L’auteur qui a découpé son scénario en 12 événements dans une séquence temporelle, dans des univers qui s’entrecroisent (1.0, 2.0, 3.0, 4.0, 5.0, 6.0, 1.1, 1.2, 2.1, 2.1.2, 0 et 9 841672) et en 4 carrefours (j’y reviendrai plus loin) s’explique dans une note à la fin du récit :

 

« En 1978, j'ai vécu l'Événement 2.0. J'étais en troisième secondaire et bien trop timide pour parler à une fille formidable. À la fin de l'année scolaire, elle m'a annoncé qu'elle m'avait suffisamment attendu. Trop occupé à me morfondre pour une fille que je considérais comme inatteignable, je n'avais même pas réalisé qu'elle attendait que je l'approche! Vous connaissez la suite: Maurice, la moto, l'accident mortel. J'ai passé l'été à me torturer en me demandant: aurait-elle vécu si j'avais agi autrement ? Après toutes ces années, je me le demande encore souvent. Je crois que cet événement a largement contribué à définir mon rapport au temps et ma curiosité pour tout ce qui s'y rapporte. Ce roman est la seule réponse que j'ai trouvée. »

 

Il en résulte une fiction qui m’a rappelé [toute comparaison ayant ses limites] « Cours, Lola, cours », une production cinématographique allemande réalisée par Tom Tykwer et sortie en 1998, dans sa manière de traiter trois fois la même histoire dans un espace-temps où les choses ne se déroulent pas de la même manière. Un film que je vous recommande puisqu’il amène le spectateur à se demander « Et si... » j’étais né un instant plus tôt ou plus tard, le cours de ma vie aurait-il été différent ?

 

Dans « Les jours où j’ai tué Emma », Hervé Gagnon nous entraîne dans la théorie fascinante des multivers définis scientifiquement comme l'ensemble des univers présents concurremment, dans le cadre d'une théorie cosmologique donnée. Il en expose, lors de l’événement 4.0 (pages 60-63), les tenants et aboutissants dans un cours de science et techno auquel assiste le protagoniste-narrateur, Frédéric Boivin :

 

« [...] il est composé d'une infinité de possibilités d'univers et chaque nouveau choix engendre une nouvelle infinité de possibilités, donc une infinité de nouveaux univers dans l'infinité des univers. Chaque univers infini contient donc une infinité d'univers infinis qui se créent à l'infini. N'est-ce pas formidable ? »

 

Ce dernier, tout au long du récit, revivra la même séquence d’événements dans des variables circonstancielles résultant des choix qui s’offrent à lui.
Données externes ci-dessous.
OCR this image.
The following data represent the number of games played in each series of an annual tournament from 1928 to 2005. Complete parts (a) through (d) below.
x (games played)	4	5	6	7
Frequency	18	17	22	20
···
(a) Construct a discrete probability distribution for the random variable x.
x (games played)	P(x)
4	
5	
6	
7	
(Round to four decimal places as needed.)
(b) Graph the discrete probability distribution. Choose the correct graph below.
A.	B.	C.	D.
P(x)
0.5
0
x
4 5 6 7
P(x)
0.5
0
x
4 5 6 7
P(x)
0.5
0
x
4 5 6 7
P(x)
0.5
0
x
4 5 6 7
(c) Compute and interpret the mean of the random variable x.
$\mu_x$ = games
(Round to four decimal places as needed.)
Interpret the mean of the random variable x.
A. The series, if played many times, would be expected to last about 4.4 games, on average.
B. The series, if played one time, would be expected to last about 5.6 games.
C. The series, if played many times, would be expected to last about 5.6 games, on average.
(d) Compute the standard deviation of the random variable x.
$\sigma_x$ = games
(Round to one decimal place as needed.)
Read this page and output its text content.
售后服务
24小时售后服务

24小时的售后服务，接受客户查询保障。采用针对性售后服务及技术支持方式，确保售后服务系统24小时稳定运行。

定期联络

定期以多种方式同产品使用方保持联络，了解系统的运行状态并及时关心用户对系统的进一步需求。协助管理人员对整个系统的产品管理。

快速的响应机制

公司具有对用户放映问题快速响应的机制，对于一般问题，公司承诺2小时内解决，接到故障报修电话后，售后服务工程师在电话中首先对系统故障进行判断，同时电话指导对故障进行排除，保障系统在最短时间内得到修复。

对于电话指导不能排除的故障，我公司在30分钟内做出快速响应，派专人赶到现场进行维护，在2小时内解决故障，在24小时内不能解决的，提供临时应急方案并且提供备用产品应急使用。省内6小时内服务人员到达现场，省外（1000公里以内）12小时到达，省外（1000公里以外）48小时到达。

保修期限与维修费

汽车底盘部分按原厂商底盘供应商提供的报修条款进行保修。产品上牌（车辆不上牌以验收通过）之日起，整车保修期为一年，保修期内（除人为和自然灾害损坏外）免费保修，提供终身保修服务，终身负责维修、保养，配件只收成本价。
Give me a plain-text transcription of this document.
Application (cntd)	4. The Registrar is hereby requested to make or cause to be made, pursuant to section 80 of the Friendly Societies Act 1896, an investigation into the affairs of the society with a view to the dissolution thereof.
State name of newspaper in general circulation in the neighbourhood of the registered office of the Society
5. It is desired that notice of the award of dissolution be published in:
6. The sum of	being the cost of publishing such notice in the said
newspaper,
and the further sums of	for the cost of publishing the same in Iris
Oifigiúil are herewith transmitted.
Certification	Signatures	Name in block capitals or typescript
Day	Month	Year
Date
Mettant en pratique le conseil d’un « mentor » qu’il croisera dans quatre carrefours, au milieu de nulle part (une gare, une chambre d’hôpital, une cabine d’ascenseur, le hall d’un hôtel) pour déboucher quelque part et tenter d’influencer la suite des choses :

 

« Tu dois décider si tu acceptes le cours des choses ou si tu essaies de le changer. Tout est possible, mais tout entraîne des conséquences. Chaque cause a son effet et chaque effet a sa cause. Et tout se complique tout le temps. »

 

L’action se déroule principalement dans une école secondaire (polyvalente) lors de la rentrée après les vacances d’été :

 

« C’était le 4 septembre 1978 – la première journée de la quatrième secondaire. Et le début du reste de ma vie. » (dixit le narrateur)

 

« Une école secondaire, avant le début des cours, c’était comme une gare à l’heure de pointe : tout le monde courait comme des poules sans tête dans une sorte de chaos organisé, et le niveau d’anxiété était égal au niveau d’excitation. »

 

Elle met en scène cinq personnages :

 

Fred qui se présente dès la première page et qui évoque le contexte du récit :

 

« Je m'appelle Frédéric Morin. Fred pour les intimes. En 1978, j'avais quinze ans. En 1978, j'ai tué Emma. Je ne l'ai pas fait exprès. Mais je l'ai fait plusieurs fois. Chaque fois a été pire que la précédente. Et si c'était à refaire, je recommencerais sans hésiter. »

 

Emma, le coup de foudre de Fred :

 

« Ses cheveux bruns [...] étaient [...] coupés au carré aux épaules et une frange lui couvrait le front. Des lunettes rondes à monture de métal doré étaient perchées sur son nez, et ses yeux bruns [...] étaient [...] grands et expressifs. Elle était vêtue d'un chemisier en coton indien blanc, d'un jean et de sandales en cuir. »

 

Jean, le meilleur ami de Fred :

 

« Un noiraud au sourire ravageur qui se fichait de son apparence et qui avait une relation distante avec un peigne. »

 

Maurice, l’ennemi juré de Fred :

 

« Maurice Dubé. Dix-sept ans – presque dix-huit – de testostérone stupide. Une moustache. Une moto achetée avec du vrai argent parce qu'en plus, il avait un emploi, l'animal. [...] Maurice, ça ressemblait à moron

 

Et le Morse, celui qui, depuis nulle part, montre à la main, aiguillonne les différents couloirs du temps, admirablement symbolisés dans l’illustration en couverture de première :

 

« Il était aussi menaçant que le père Noël. Une énorme moustache lui couvrait la lèvre supérieure et lui donnait l'apparence d'un morse. Son gros ventre étirait dangereusement sa veste d'uniforme bleu marine ornée d'une double rangée de boutons dorés. Il portait un képi de même couleur et des bottes noires impeccablement cirées. Une chaînette dorée reliait un de ses boutons à une ancienne montre de gousset glissée dans une petite poche de sa veste. »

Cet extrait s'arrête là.